Quando si parla di privilegi del Vaticano non tutti sanno che tra questi c’è anche la fornitura gratutita di acqua al Piccolo Stato della Santa Sede.
La denuncia parte da un deputato del Pdl, che sta raccogliendo in un dossier tutti i “privilegi” della Santa Sede, e li pubblica sotto lo pseudonimo di Nanni Topo sul Giornale di Toscana. Secondo quanto raccolto dallo 007 del Pdl, lo Stato italiano paga 50 milioni di euro per l’acqua del Vaticano, un costo che le casse pubbliche si accollano “per colpa” dei Patti Lateranensi.
Il Concordato prevede che lo Stato italiano provveda “che alla Città del Vaticano sia assicurata un’adeguata dotazione di acque”. Così tocca al Comune di Roma fornire acqua gratis al Vaticano attraverso la sua (oramai ex) municipalizzata Acea.
Dal 1999 ad oggi la Chiesa si rifiuta di pagare appellandosi al diritto internazionale. Per smorzare la polemica, il governo Berlusconi nell’ormai lontano 2004 ha versato ad Acea esattamente la somma richiesta da Acea nel 1999, pari a 25 milioni di euro. Così, mentre i romani hanno pagato e pagano tutt’ora l’acqua del Papa , il resto degli italiani pagano lo smaltimento dei liquami del Vaticano.
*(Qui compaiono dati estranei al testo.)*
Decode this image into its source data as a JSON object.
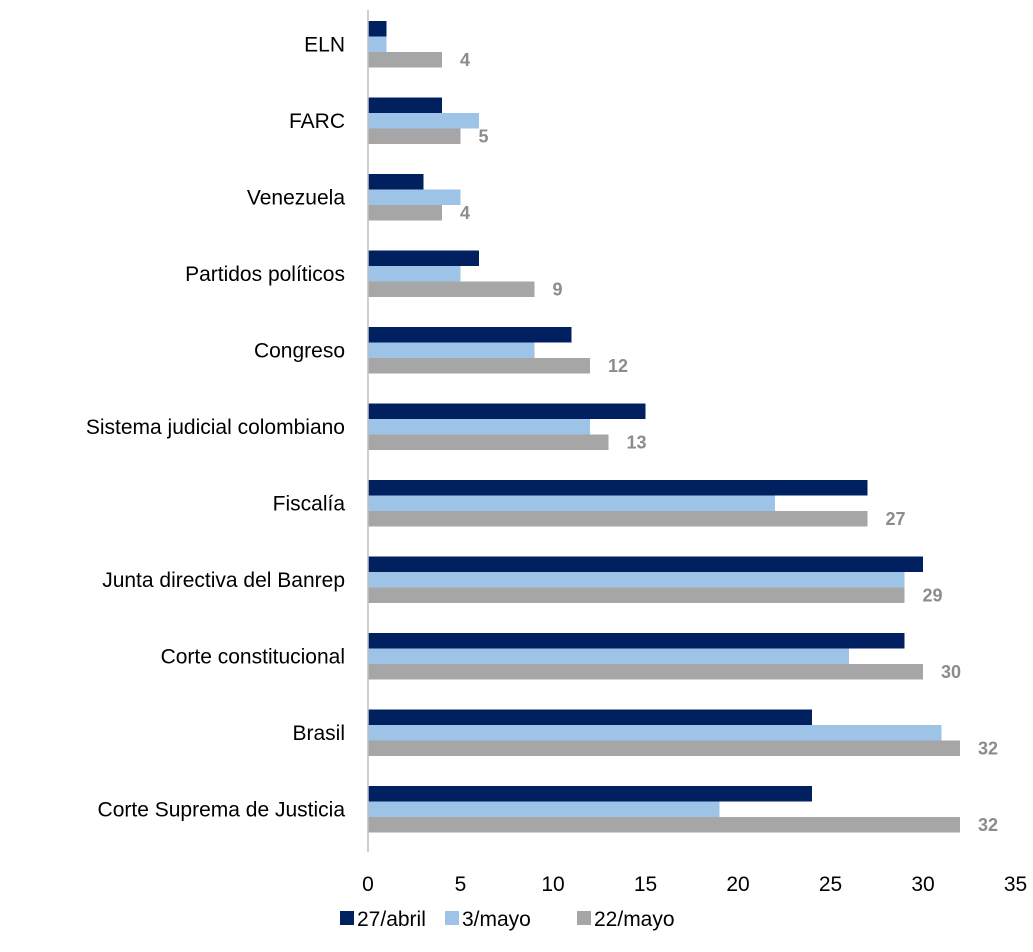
{
  "chart_data": {
    "type": "bar",
    "orientation": "horizontal",
    "categories": [
      "ELN",
      "FARC",
      "Venezuela",
      "Partidos políticos",
      "Congreso",
      "Sistema judicial colombiano",
      "Fiscalía",
      "Junta directiva del Banrep",
      "Corte constitucional",
      "Brasil",
      "Corte Suprema de Justicia"
    ],
    "series": [
      {
        "name": "27/abril",
        "color": "#002060",
        "values": [
          1,
          4,
          3,
          6,
          11,
          15,
          27,
          30,
          29,
          24,
          24
        ]
      },
      {
        "name": "3/mayo",
        "color": "#9dc3e6",
        "values": [
          1,
          6,
          5,
          5,
          9,
          12,
          22,
          29,
          26,
          31,
          19
        ]
      },
      {
        "name": "22/mayo",
        "color": "#a6a6a6",
        "values": [
          4,
          5,
          4,
          9,
          12,
          13,
          27,
          29,
          30,
          32,
          32
        ]
      }
    ],
    "data_labels": {
      "series": "22/mayo",
      "values": [
        "4",
        "5",
        "4",
        "9",
        "12",
        "13",
        "27",
        "29",
        "30",
        "32",
        "32"
      ]
    },
    "xlim": [
      0,
      35
    ],
    "xticks": [
      "0",
      "5",
      "10",
      "15",
      "20",
      "25",
      "30",
      "35"
    ],
    "grid": false,
    "legend_position": "bottom"
  }
}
E di acqua il Vaticano ne usa anche molta, decisamente troppa: ben 5 milioni di metri cubi l’anno, secondo Acea. Ma facciamo due conti. Il fabbisogno personale è di circa 54 metri cubi l’anno, pari a 150 litri al giorno. In Vaticano vivono 832 abitanti per un fabbisogno totale di acqua pari a 45mila metri cubi. E la restante? La maggior parte viene sprecata.
Alla faccia di quei poveri missionari che in Africa ogni giorno rischiano la vita per aiutare quelle popolazioni che muiono di sete.